Resumo: O presente artigo examina o Domicílio Judicial Eletrônico como instrumento normativo que consolida prática já sedimentada na doutrina e na jurisprudência brasileira: a obrigatoriedade de manutenção de dados cadastrais atualizados para a viabilização da comunicação dos atos processuais. Demonstra-se que a inovação normativa não afronta os princípios constitucionais do contraditório, da ampla defesa e do devido processo legal, mas, ao contrário, reforça o dever de cooperação processual, deslocando ao jurisdicionado o ônus de zelar por sua própria localização virtual. A discussão revela-se contemporânea, uma vez que tema correlato encontra-se submetido ao rito dos recursos repetitivos (Tema 1.338/STJ), reafirmando a importância da interpretação equilibrada entre garantismo processual e efetividade jurisdicional.

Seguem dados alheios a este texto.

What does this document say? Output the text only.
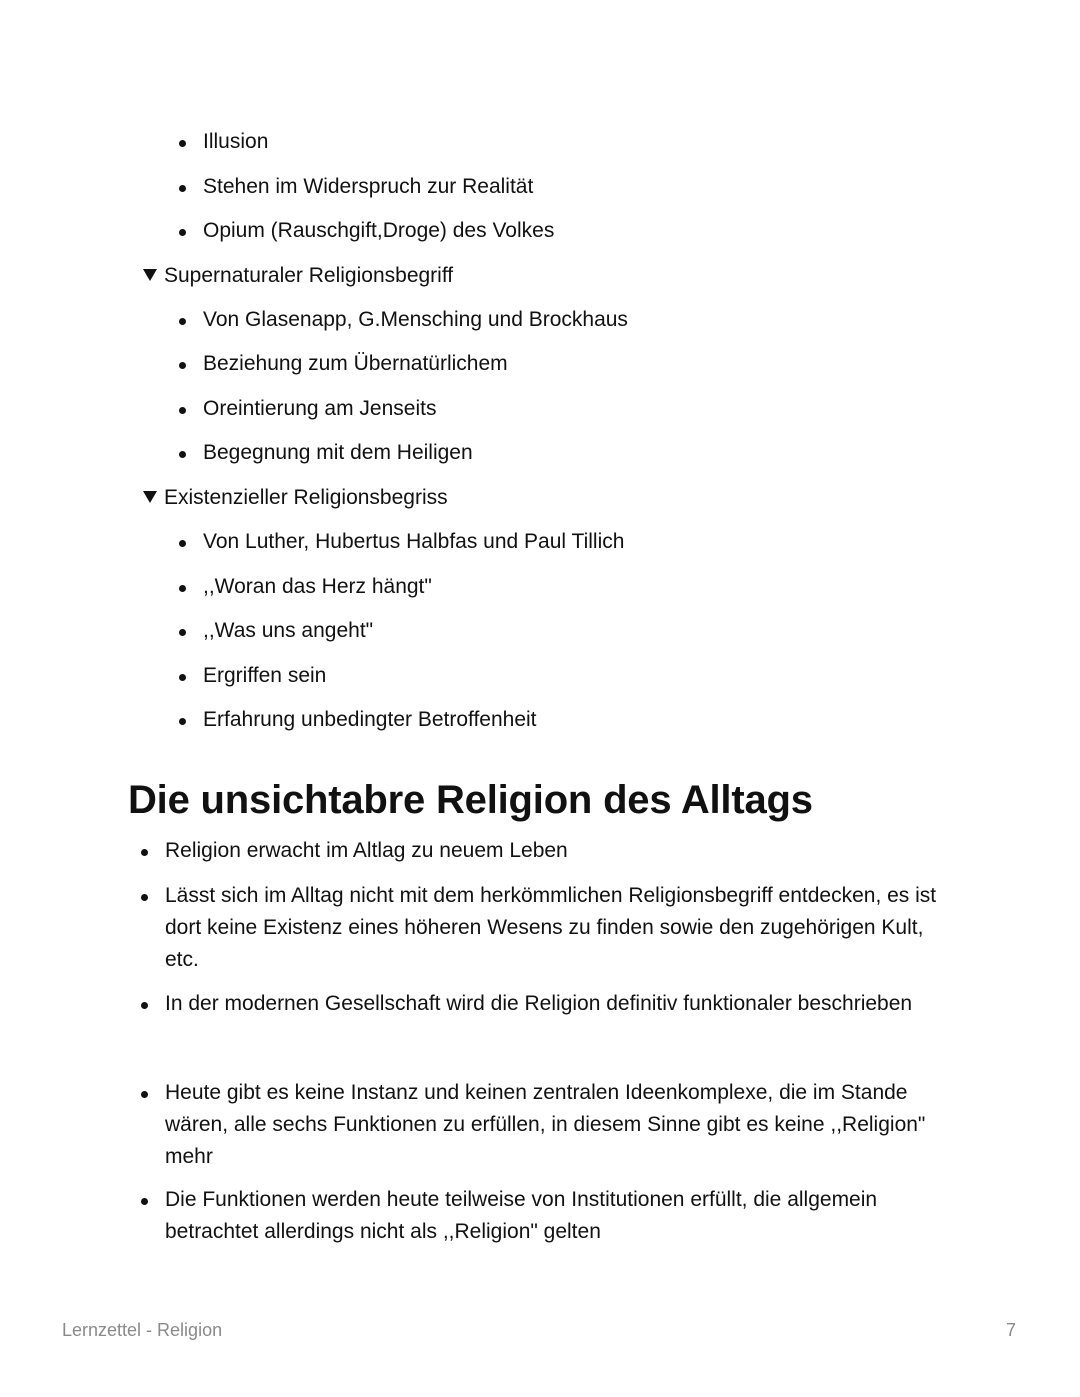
Illusion
Stehen im Widerspruch zur Realität
Opium (Rauschgift,Droge) des Volkes
Supernaturaler Religionsbegriff
Von Glasenapp, G.Mensching und Brockhaus
Beziehung zum Übernatürlichem
Oreintierung am Jenseits
Begegnung mit dem Heiligen
Existenzieller Religionsbegriss
Von Luther, Hubertus Halbfas und Paul Tillich
,,Woran das Herz hängt"
,,Was uns angeht"
Ergriffen sein
Erfahrung unbedingter Betroffenheit
Die unsichtabre Religion des Alltags
Religion erwacht im Altlag zu neuem Leben
Lässt sich im Alltag nicht mit dem herkömmlichen Religionsbegriff entdecken, es ist dort keine Existenz eines höheren Wesens zu finden sowie den zugehörigen Kult, etc.
In der modernen Gesellschaft wird die Religion definitiv funktionaler beschrieben
Heute gibt es keine Instanz und keinen zentralen Ideenkomplexe, die im Stande wären, alle sechs Funktionen zu erfüllen, in diesem Sinne gibt es keine ,,Religion" mehr
Die Funktionen werden heute teilweise von Institutionen erfüllt, die allgemein betrachtet allerdings nicht als ,,Religion" gelten
Lernzettel - Religion	7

Palavras-chave: Domicílio Judicial Eletrônico; Citação por Edital; Contraditório; Efetividade; STJ; Tema Repetitivo.

Sumário: 1. Introdução. 2. O dever de manter dados atualizados fundamento histórico. 3. O Domicílio Judicial Eletrônico como expressão de efetividade. 4. A salvaguarda do contraditório e da ampla defesa. 5. A contemporaneidade da questão tema em pauta no STJ. 6. Conclusão.


1. Introdução

A transformação digital do Poder Judiciário brasileiro tem exigido a reconfiguração de institutos processuais clássicos, notadamente no que tange à comunicação dos atos judiciais. Com a criação do Domicílio Judicial Eletrônico, positivado pela Lei nº 14.195/2021 e regulamentado pelas Resoluções CNJ nº 455/2022 e 569/2024, inaugura-se um marco de racionalidade na execução de citações, intimações e notificações judiciais.

Essa disciplina normativa, entretanto, não representa ruptura com a tradição doutrinária e jurisprudencial: constitui, antes, o coroamento de uma prática há muito consolidada, segundo a qual o interessado tem o dever de manter seus dados cadastrais atualizados, não podendo se beneficiar da própria desídia para arguir nulidade de citações.

Assim, o Domicílio Judicial Eletrônico articula-se como solução tecnológica que, preservando o núcleo essencial das garantias constitucionais, confere maior efetividade à tutela jurisdicional.


2. O Dever de Manter Dados Atualizados: Fundamento Histórico

O dever de manter o endereço atualizado é ônus jurídico elementar, sobretudo para pessoas jurídicas, que devem indicar sua sede nos órgãos de registro competentes.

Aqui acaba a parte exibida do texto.